= Andy Guillemard-Noble =

Puerto Rican attorney

Andrés "Andy" Guillemard-Noble, is a Puerto Rican attorney who also serves as the majority owner and president of the Puerto Rico Islanders soccer team, and its spokesman in the local media.

==Football==
One of the owners of the Puerto Rico Islanders, he was elected president of the club in 2006, and has been the public face of Puerto Rico's first professional soccer franchise and the U.S. territory's only professional team in a national league, since Puerto Rico does not have an MLB, NBA, NFL or NHL team. Guillemard has made it a point to demonstrate that a Puerto Rican team can excel nationally. In 2010, he became the majority owner after other owners sold their shares of the club to him as a way of meeting the new USSF D2 standards.

==Politics==
A prominent supporter of statehood for Puerto Rico, during the 2008 Puerto Rico June 1 Democratic presidential primaries, he coordinated Barack Obama's unsuccessful campaign in Puerto Rico.
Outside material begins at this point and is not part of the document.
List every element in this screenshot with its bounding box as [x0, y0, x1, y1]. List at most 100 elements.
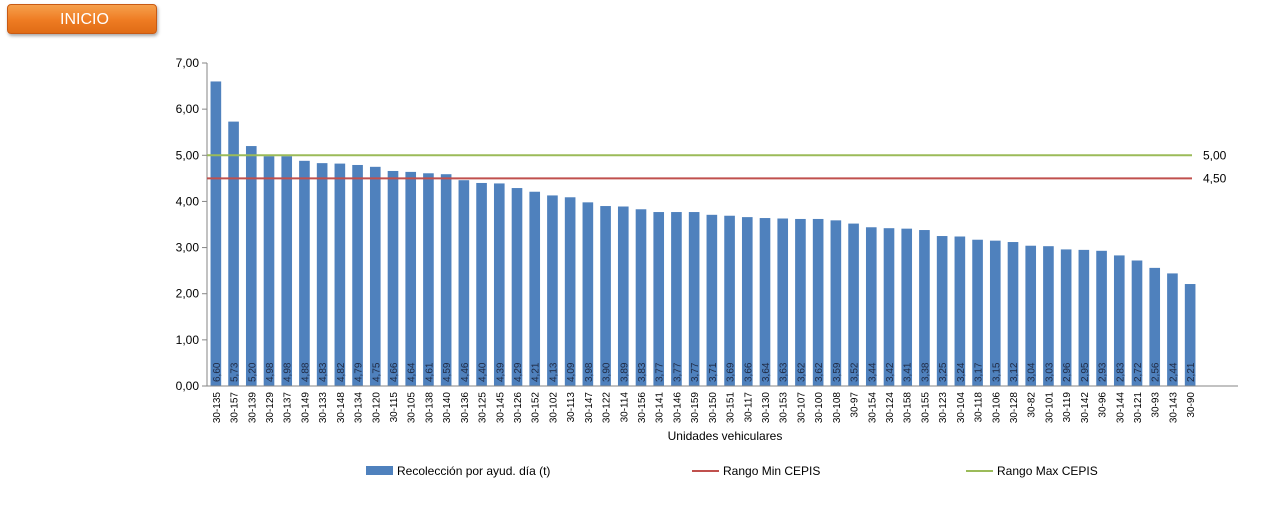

He subsequently served as a member of the 2008 Democratic National Convention Platform Committee and was responsible for drafting the platform plank regarding Puerto Rico.

During the 2008 New Progressive Party primaries and general election he managed the campaign for his brother-in-law, and now Resident Commissioner, Pedro Pierluisi.

==Charities==
Guillemard is the Vice President of the Jose Jaime Pierluisi Foundation, a charitable organization in Puerto Rico.